Audit sampling inference for official survey statistics
Conference
64th ISI World Statistics Congress
Format: CPS Abstract
Keywords: auditing, dataregister, machine learning, model accuracy, rao-blackwellization
Session: CPS 38 - Survey statistics I
Tuesday 18 July 8:30 a.m. - 9:40 a.m. (Canada/Eastern)
Abstract
For a finite population, the prediction estimator associates a prediction for each population unit. Those predictions might come from a sample trained machine learning model (or just any model) or given in advance (as when using a register processed from administrative sources). We consider audit sampling (or simply auditing) inference of this prediction estimator: "wherever the goal of survey sampling is to produce a point estimate of some target parameter of a given finite population, auditing aims not to estimate the target parameter itself but some chosen error measure of any given estimator of the target parameter, which may be biased due to failure of the underlying model assumptions or other favourable conditions that are necessary" (Zhang, 2021).

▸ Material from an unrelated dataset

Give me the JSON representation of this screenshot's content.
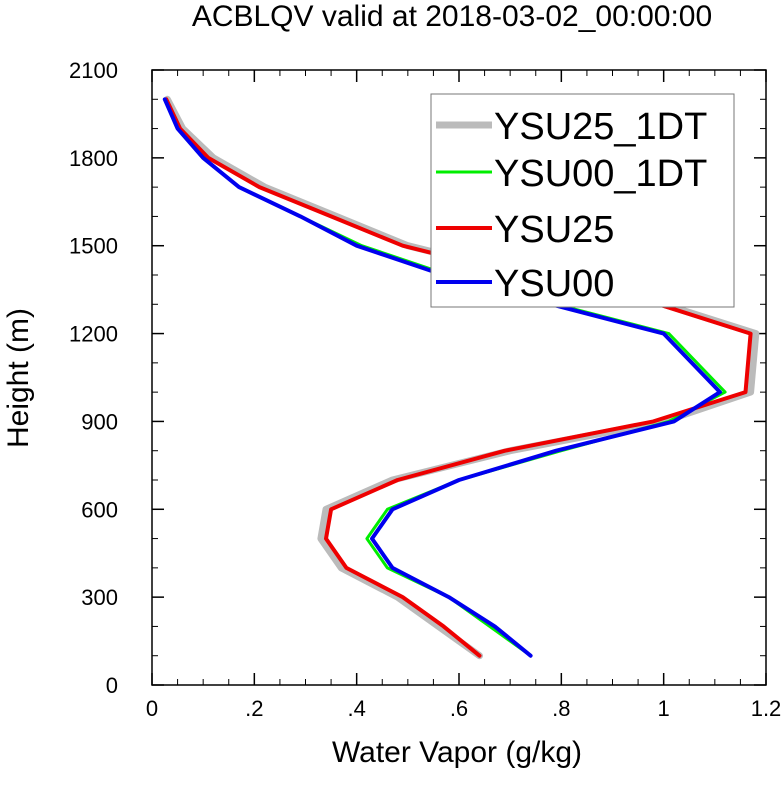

The framework of inference is design-based given a finite population, from which the random sample is taken under a probability design, but the outcomes of interest and other values known separately from sampling are treated as fixed. Design-based auditing inference is valid regardless the models or algorithms underlying the estimator being assessed.

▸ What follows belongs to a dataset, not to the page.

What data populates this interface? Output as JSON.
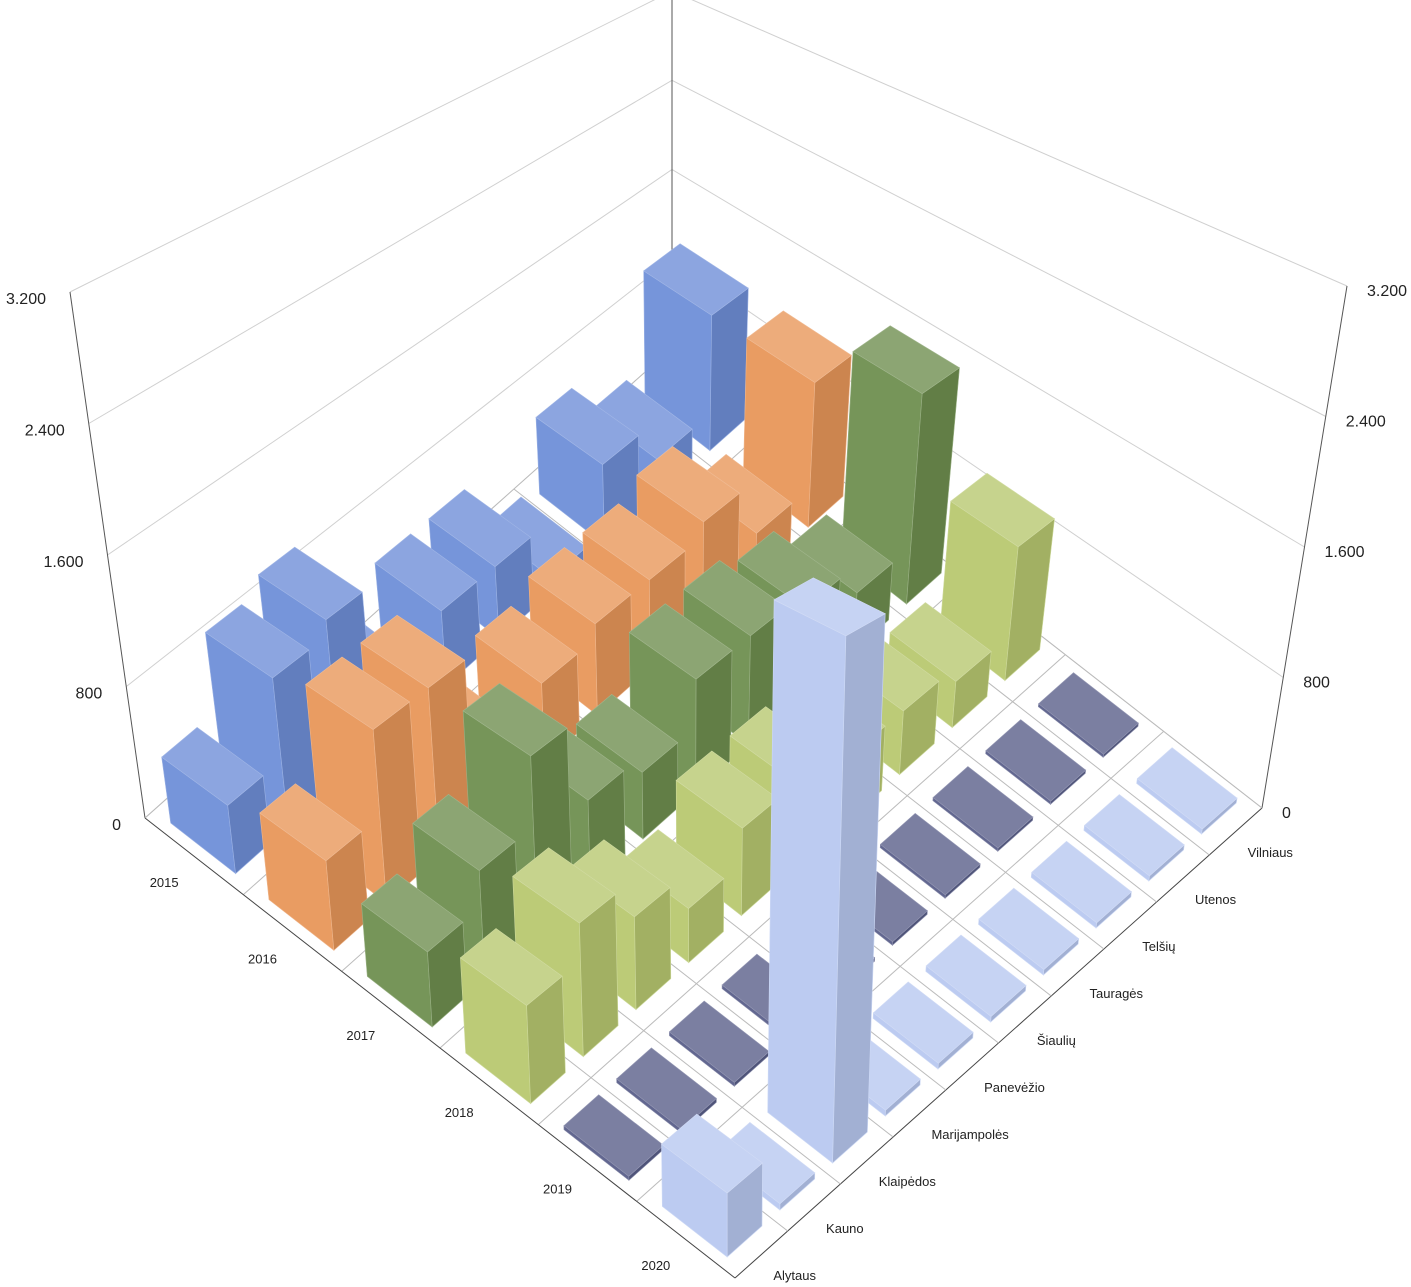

For sample trained models, the auditing sample is also the training sample. This means that, in practice, we have to train the model with a subsample and do the auditing with the complementary sample. Note the analogy with cross-validation techniques. Rao-Blackwellization is used to recover efficiency losses due to reduced sample sizes. When predictions are given in advance, Rao-Blackwellization is also useful for auditing, whenever we introduce models for prediction errors.
We run several simulations with both synthetic and survey data, to show that auditing inference does provide useful (and meaningful) accuracy measures, even when models are badly specified.